Teardown: Galaxy Tab costs less than iPad

Mark Jones/Rethink Wireless
03 Nov 2010
A teardown of the Samsung Galaxy Tab by iSuppli has revealed the true cost of the device, and it fails to explain why it is priced so high. The combined cost of parts and production of the tablet comes to $214, noticeably less than the cost of just the parts for the iPad which is $264.
Ever since the pricing of the tablet emerged many have said it is too expensive, especially when compared to the equivalent 16GB iPad. The lowest price for the device in the US is currently $400 from T-Mobile, although that's with a $50 mail-in rebate and a two-year contract.
This is compared to a contract-free iPad which would cost $499 for the Wi-Fi only version or $629 for the 3G model.
The lower total cost of components used in the Galaxy Tab is largely thanks to its smaller and lower resolution screen. The seven-inch TFT-LCD screen is the most expensive component at $57, the iPad's larger 9.2" IPS display is estimated to cost $98.

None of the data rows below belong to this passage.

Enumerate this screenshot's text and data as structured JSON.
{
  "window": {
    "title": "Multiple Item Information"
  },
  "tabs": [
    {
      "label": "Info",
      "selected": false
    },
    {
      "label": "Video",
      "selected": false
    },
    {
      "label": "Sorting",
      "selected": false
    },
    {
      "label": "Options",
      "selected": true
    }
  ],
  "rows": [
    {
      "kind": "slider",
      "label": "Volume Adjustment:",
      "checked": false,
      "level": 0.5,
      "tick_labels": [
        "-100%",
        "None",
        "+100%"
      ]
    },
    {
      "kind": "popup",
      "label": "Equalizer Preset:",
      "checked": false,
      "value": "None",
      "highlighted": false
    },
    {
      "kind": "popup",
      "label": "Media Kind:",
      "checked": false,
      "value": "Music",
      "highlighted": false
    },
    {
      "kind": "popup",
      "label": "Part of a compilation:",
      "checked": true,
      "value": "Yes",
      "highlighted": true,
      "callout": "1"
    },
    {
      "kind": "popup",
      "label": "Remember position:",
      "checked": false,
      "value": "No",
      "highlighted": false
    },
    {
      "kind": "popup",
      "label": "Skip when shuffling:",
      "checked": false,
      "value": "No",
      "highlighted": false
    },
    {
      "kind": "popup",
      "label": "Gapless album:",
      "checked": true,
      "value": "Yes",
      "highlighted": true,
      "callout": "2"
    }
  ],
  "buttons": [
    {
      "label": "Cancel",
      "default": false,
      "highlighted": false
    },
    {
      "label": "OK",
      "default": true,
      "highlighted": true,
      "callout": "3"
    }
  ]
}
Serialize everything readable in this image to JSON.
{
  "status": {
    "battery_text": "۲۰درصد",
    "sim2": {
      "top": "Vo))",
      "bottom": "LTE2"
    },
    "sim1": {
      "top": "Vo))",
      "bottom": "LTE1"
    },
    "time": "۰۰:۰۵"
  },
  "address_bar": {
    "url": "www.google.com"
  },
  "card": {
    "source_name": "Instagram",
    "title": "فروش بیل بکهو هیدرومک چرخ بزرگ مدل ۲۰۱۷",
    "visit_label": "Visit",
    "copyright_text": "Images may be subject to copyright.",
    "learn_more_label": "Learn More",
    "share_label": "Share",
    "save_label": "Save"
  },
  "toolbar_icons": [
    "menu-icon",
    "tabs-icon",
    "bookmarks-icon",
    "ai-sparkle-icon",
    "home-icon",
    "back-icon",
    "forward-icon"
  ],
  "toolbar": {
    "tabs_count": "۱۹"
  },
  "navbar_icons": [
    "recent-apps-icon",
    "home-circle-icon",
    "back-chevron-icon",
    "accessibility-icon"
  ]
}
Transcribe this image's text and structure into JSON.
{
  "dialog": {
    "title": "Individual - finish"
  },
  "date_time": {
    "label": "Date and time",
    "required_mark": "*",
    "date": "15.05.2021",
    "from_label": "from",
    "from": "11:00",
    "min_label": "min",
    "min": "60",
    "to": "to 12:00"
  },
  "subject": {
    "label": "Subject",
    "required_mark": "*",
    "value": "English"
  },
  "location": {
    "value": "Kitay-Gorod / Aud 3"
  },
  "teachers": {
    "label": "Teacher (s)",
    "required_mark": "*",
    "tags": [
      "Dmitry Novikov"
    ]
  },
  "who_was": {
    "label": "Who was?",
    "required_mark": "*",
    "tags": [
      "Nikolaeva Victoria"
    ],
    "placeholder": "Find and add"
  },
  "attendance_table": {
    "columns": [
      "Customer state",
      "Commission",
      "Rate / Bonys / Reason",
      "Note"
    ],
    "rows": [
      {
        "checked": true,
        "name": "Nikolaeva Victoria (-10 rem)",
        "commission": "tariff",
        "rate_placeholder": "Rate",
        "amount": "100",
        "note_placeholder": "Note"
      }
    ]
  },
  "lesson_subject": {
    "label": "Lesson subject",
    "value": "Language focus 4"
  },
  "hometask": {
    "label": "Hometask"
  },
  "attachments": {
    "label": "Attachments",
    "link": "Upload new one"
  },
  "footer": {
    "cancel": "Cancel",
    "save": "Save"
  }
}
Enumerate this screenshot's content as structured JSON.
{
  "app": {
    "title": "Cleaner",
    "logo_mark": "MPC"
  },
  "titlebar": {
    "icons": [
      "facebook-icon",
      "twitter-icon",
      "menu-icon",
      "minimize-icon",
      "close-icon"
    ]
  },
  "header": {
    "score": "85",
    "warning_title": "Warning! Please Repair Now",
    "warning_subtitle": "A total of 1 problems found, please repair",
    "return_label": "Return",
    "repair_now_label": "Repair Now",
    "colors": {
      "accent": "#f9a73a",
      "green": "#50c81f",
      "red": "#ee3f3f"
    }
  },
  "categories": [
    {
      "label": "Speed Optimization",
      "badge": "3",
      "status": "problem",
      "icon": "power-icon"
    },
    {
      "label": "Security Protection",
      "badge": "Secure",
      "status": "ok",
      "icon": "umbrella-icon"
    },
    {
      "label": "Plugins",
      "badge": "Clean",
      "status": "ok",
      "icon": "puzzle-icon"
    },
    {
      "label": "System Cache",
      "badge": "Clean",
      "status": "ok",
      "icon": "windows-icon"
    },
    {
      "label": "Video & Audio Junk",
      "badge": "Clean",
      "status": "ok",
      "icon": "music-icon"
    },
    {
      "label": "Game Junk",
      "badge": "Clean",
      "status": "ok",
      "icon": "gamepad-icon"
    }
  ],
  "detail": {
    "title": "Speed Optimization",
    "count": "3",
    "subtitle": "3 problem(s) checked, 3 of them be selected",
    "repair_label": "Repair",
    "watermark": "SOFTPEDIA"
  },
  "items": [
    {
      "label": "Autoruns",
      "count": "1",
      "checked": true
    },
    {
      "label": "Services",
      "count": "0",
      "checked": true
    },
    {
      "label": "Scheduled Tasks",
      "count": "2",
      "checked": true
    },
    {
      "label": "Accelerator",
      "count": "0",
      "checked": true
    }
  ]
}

The next most expensive piece of hardware is the memory subsystem at $51 which consists of 16GB of SanDisk Multilevel Cell NAND flash memory as well as a Samsung multi-chip package. The third most expensive cost is represented by the mechanical and electromechanical components which comes to just $15.22.
“While the design approach makes the Galaxy less expensive to produce than the iPad 3G, it also makes for a product that lacks the same usability,” iSuppli's Andrew Rassweiler said.